Outraged
I remember fondly my days volunteering for my city's school board. Oh sure, I don't wish the punishing schedule of long meetings and agonizing decisions on myself in the present. But I'm honored to have served when I did, and I'm proud of the service I did render.
One thing that was important to me from the beginning was leaning into absorbing the anger of people connected to the school district: teachers, employees, and especially parents. Something a former school board member was gracious enough to impress upon us newbies when we were getting oriented was that an outraged public citizen yelling at you at a meeting was a good thing, because it meant they were still engaged, hoping for change, or at the very least not resigned to remaining in a bad situation. We were encouraged to lean into that anger, to get angry too, and to do what we could to resolve the issue.
Without going into details, I think what was enraging for folks was not just that they had felt wronged (or, for parents, that their child had been wronged), but that there didn't seem to be any way to right the wrong. The bureaucracy was too large, the people in charge seemingly too distant, the pain too great for any sort of satisfying resolution. We probably use the word "trauma" too casually, but this is characteristic trauma, not just the depth of the pain but the sense of not being able to see a way out of it.

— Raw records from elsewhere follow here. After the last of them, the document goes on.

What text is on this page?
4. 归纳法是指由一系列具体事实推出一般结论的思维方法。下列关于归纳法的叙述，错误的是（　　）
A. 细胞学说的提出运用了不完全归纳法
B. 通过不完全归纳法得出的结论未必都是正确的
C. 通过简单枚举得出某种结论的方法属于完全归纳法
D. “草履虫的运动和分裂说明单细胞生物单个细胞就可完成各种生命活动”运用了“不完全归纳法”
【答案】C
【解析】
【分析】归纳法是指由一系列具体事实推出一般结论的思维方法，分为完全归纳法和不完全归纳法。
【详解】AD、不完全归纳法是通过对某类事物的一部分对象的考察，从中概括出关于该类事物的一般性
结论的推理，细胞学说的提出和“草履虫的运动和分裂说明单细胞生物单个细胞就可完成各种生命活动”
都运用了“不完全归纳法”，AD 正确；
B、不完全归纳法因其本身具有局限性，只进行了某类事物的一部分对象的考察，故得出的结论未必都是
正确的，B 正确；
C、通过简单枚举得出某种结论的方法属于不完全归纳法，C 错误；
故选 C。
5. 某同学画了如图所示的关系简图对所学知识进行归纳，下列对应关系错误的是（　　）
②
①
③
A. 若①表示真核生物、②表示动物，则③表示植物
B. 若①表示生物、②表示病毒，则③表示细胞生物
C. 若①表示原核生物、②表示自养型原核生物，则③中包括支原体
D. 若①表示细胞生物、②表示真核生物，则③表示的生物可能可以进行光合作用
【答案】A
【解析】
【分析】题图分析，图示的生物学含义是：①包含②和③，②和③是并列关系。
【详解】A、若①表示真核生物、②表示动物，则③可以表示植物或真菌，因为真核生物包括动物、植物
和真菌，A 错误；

So it never bothered me when people yelled at me, since I usually shared their perspective, so even if I wasn't directly as hurt by it, it was not hard for me to empathize and feel anger too. Plus, most of the time, they weren't yelling at me anyway, I just happened to be the available recipient for their outrage, which I was truly happy to be, since I saw that as an important part of my job and a critical part of the healing process.
I think about this a lot as I see many of our young people making fun of or even celebrating the chilling murder of the UnitedHealthcare CEO on the streets of Manhattan earlier this month. A recent poll found that over 40 percent of people age 18 to 29 surveyed felt the killing was at least somewhat if not totally justified. Which, at first blush, is an absolutely unconscionable opinion, that the appropriate response to a company that you feel is participating in wrong is to murder the head of that company in cold blood.
As a democracy, we value things like rule of law, "innocent until proven guilty," and a fair and balanced justice system. And so instances in our history when "vigilante justice" was not only not roundly condemned but outright celebrated are interesting ones to probe, as to why we believe what we believe. And my most charitable take on the large proportion of young people who celebrated the murder of the health insurance CEO is that they are outraged and are desperately looking for a place to express that outrage.
Health insurance, personal finances, and capitalism itself are areas where an increasing number of our youth feel not only anger but resignation. From this worldview, the system is broken, people are hurting, and there is no way to change things without outright revolution. Well, revolutions are messy and bloody, so if it takes ordering hits on corporate execs, throwing paint on Teslas, and blocking traffic during rush hour, more and more of our youth are finding sympathy with mess and blood.
I still think it is wrong to celebrate the cold-blooded murder of a business leader on the sidewalk. But I think that's my point. The fact that it is so clearly wrong, and yet so many of our young people justify it, tells me that the outrage they feel is quite something. What can we do to address this?